H3BERTa is a transformer-based language model trained specifically on the **Complementarity-Determining Region 3 of the heavy chain (CDR-H3)**, the most diverse and functionally critical region of antibodies.  
It captures the statistical regularities and biophysical constraints underlying natural antibody repertoires, enabling **embedding extraction**, **variant scoring**, and **context-aware mutation predictions**.

---

## Intended Use

- Embedding extraction for CDR-H3 repertoire analysis  
- Mutation impact scoring (pseudo-likelihood estimation)  
- Downstream fine-tuning (e.g., bnabs identification)  

---

## How to Use

**Input format**: CDR-H3 sequences must be provided as plain amino acid strings (e.g., "ARDRSTGGYFDY") without the initial “C” or terminal “W” residues, and without whitespace or separators between amino acids.

```python
from transformers import AutoTokenizer, AutoModel

model_id = "Chrode/H3BERTa"
tokenizer = AutoTokenizer.from_pretrained(model_id)
model = AutoModel.from_pretrained(model_id)
```

### Example #1: Embeddings extraction

Extract per-sequence embeddings useful for clustering, similarity search, or downstream ML models.
```python
from transformers import pipeline
import torch, numpy as np

feat = pipeline(
    task="feature-extraction",
    model="Chrode/H3BERTa",
    tokenizer="Chrode/H3BERTa",
    device=0 if torch.cuda.is_available() else -1
)

seqs = [
    "ARMGAAREWDFQY",
    "ARDGLGEVAPDYRYGIDV"
]

with torch.no_grad():
    outs = feat(seqs)

# Mean pooling across tokens → per-sequence embedding
embs = [np.array(o).mean(axis=0) for o in outs]
print(len(embs), embs[0].shape)
```

### Example #2: Masked-Language Modeling (Mutation Scoring)

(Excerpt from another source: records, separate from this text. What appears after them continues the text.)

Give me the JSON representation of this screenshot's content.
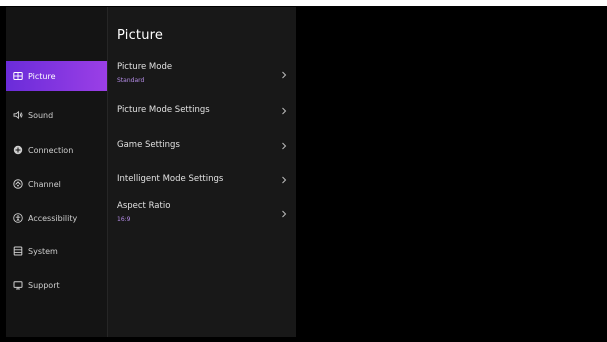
{
  "sidebar": {
    "items": [
      {
        "label": "Picture",
        "icon": "picture-icon",
        "active": true
      },
      {
        "label": "Sound",
        "icon": "sound-icon",
        "active": false
      },
      {
        "label": "Connection",
        "icon": "connection-icon",
        "active": false
      },
      {
        "label": "Channel",
        "icon": "channel-icon",
        "active": false
      },
      {
        "label": "Accessibility",
        "icon": "accessibility-icon",
        "active": false
      },
      {
        "label": "System",
        "icon": "system-icon",
        "active": false
      },
      {
        "label": "Support",
        "icon": "support-icon",
        "active": false
      }
    ]
  },
  "menu": {
    "title": "Picture",
    "items": [
      {
        "label": "Picture Mode",
        "value": "Standard"
      },
      {
        "label": "Picture Mode Settings",
        "value": ""
      },
      {
        "label": "Game Settings",
        "value": ""
      },
      {
        "label": "Intelligent Mode Settings",
        "value": ""
      },
      {
        "label": "Aspect Ratio",
        "value": "16:9"
      }
    ]
  },
  "colors": {
    "accent_start": "#6a2cd9",
    "accent_end": "#9b3fe6",
    "value_text": "#b48ce6",
    "panel": "#181818",
    "sidebar": "#141414"
  }
}
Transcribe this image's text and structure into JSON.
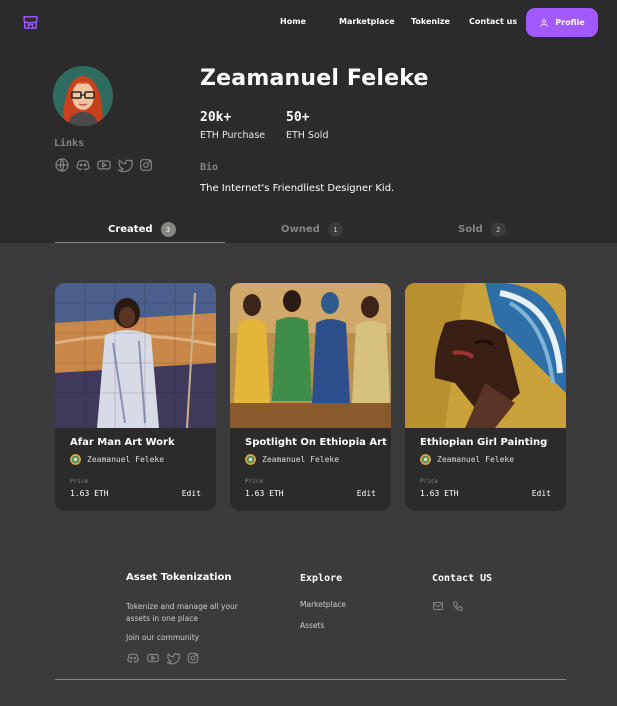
{
  "nav": {
    "logo_icon": "storefront-icon",
    "links": [
      "Home",
      "Marketplace",
      "Tokenize",
      "Contact us"
    ],
    "profile_label": "Profile",
    "profile_icon": "user-icon",
    "accent_color": "#a259ff"
  },
  "profile": {
    "name": "Zeamanuel Feleke",
    "stats": [
      {
        "value": "20k+",
        "label": "ETH Purchase"
      },
      {
        "value": "50+",
        "label": "ETH Sold"
      }
    ],
    "bio_label": "Bio",
    "bio": "The Internet's Friendliest Designer Kid.",
    "links_label": "Links",
    "link_icons": [
      "globe-icon",
      "discord-icon",
      "youtube-icon",
      "twitter-icon",
      "instagram-icon"
    ]
  },
  "tabs": [
    {
      "label": "Created",
      "count": "3",
      "active": true
    },
    {
      "label": "Owned",
      "count": "1",
      "active": false
    },
    {
      "label": "Sold",
      "count": "2",
      "active": false
    }
  ],
  "cards": [
    {
      "title": "Afar Man Art Work",
      "artist": "Zeamanuel Feleke",
      "price_label": "Price",
      "price": "1.63 ETH",
      "action": "Edit"
    },
    {
      "title": "Spotlight On Ethiopia Art",
      "artist": "Zeamanuel Feleke",
      "price_label": "Price",
      "price": "1.63 ETH",
      "action": "Edit"
    },
    {
      "title": "Ethiopian Girl Painting",
      "artist": "Zeamanuel Feleke",
      "price_label": "Price",
      "price": "1.63 ETH",
      "action": "Edit"
    }
  ],
  "footer": {
    "brand_title": "Asset Tokenization",
    "brand_text": "Tokenize and manage all your assets in one place",
    "community_label": "Join our community",
    "community_icons": [
      "discord-icon",
      "youtube-icon",
      "twitter-icon",
      "instagram-icon"
    ],
    "explore_title": "Explore",
    "explore_links": [
      "Marketplace",
      "Assets"
    ],
    "contact_title": "Contact US",
    "contact_icons": [
      "mail-icon",
      "phone-icon"
    ]
  }
}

Predict likely amino acids for masked positions or evaluate single-site mutations.

```python
from transformers import pipeline, AutoTokenizer

model_id = "Chrode/H3BERTa"
tok = AutoTokenizer.from_pretrained(model_id)

mlm = pipeline(
    task="fill-mask",
    model=model_id,
    tokenizer=tok,
    device=0
)

# Example: predict missing residue
seq = "CARDRS[MASK]GGYFDYW".replace("[MASK]", tok.mask_token)
preds = mlm(seq, top_k=10)

for p in preds:
    print(p["token_str"], round(p["score"], 4))

# Score a specific point mutation
AMINO = list("ACDEFGHIKLMNPQRSTVWY")

def score_point_mutation(seq, idx, mutant_aa):
    masked = seq[:idx] + tok.mask_token + seq[idx+1:]
    preds = mlm(masked, top_k=len(AMINO))
    for p in preds:
        if p["token_str"] == mutant_aa:
            return p["score"]
    return 0.0

wt = "ARDRSTGGYFDY"
print("R→A @ pos 3:", score_point_mutation(wt, 3, "A"))
```
---
# Citation

If you use this model, please cite:

Rodella C. et al.
H3BERTa: A CDR-H3-specific language model for antibody repertoire analysis.
- under review.

---

#  License

The model and tokenizer are released under the MIT License.
For commercial or large-scale applications, please contact the authors to discuss licensing or collaboration.